According to the company’s published accounts, OneWeb paid $49.3 million in fees to bankers, lawyers, and various other advisors to cover the selling costs of its former shareholders. These shareholders included Airbus, Hughes Network Systems, Intelsat, Qualcomm, Virgin Group, and SoftBank.
But while this may seem like a lot, the value of OneWeb’s assets more than justify the cost. While OneWeb generated a $58.3 million operating loss in the 12 months leading to the end of March this year, the company’s assets have increased in fair value by $430.4 million.

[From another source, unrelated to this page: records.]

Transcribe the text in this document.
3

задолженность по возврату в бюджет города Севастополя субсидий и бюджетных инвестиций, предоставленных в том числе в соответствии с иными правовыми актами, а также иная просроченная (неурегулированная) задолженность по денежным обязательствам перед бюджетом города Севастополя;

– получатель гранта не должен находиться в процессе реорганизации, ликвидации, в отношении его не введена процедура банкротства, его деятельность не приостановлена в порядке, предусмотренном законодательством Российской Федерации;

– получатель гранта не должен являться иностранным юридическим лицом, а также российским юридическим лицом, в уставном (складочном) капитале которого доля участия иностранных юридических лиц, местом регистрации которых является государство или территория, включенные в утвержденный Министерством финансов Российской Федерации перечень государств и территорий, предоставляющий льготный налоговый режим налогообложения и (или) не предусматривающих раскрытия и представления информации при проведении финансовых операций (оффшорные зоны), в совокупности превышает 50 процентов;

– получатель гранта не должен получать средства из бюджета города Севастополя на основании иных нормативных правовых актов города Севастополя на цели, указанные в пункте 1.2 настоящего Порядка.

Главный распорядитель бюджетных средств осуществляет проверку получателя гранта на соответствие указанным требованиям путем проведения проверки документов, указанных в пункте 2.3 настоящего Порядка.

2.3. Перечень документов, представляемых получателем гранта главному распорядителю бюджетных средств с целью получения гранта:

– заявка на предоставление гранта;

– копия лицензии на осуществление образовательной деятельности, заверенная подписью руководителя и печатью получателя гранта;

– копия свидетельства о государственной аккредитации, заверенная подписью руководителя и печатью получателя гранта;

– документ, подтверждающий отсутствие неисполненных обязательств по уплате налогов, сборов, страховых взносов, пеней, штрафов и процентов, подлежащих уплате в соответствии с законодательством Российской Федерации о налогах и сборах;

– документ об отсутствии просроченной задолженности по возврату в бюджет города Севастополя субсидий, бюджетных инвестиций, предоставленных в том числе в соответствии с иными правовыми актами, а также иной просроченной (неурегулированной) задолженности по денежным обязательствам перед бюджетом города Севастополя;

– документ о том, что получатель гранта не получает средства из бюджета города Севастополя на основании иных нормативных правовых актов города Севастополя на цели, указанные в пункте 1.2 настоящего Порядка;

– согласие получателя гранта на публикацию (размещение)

Overall, OneWeb is now targeting annual revenues of over $1 billion within five years of full deployment.
Clearly, the outlook for satellite broadband looks broadly positive, but it is not without its challenges. With the enormous number of devices being launched into the atmosphere, the growing prevalence of space debris is becoming an increasingly troubling issue.
Indeed, this problem has been thrown into stark relief this week, when a Russian anti-satellite missile test destroyed a defunct Soviet LEO satellite, creating over 1,500 pieces of trackable orbital debris, with potentially hundreds of thousands smaller pieces left undetectable.
The news saw crew of the International Space Station scurry to their SpaceX Dragon capsule in case the Station was compromised, though no collisions have so far been reported.
The weapons test has been condemned by numerous bodies around the world, with NASA calling it a “reckless and dangerous act”. The creation and agitation of space debris could have long-term consequences for satellite and space travel for years to come, impacting numerous services which rely on orbital devices, from weather forecasting and GPS to phone and broadband connectivity.
Sadly, as space becomes only more crowded, these issues will only grow more exacerbated.
In related news, OneWeb noted this week that one of its satellites had malfunctioned and would need to be de-orbited. The craft was part of a batch launched early last year, with the issue arising during a software update. Other satellites in the same launch batch completed the software update without issue.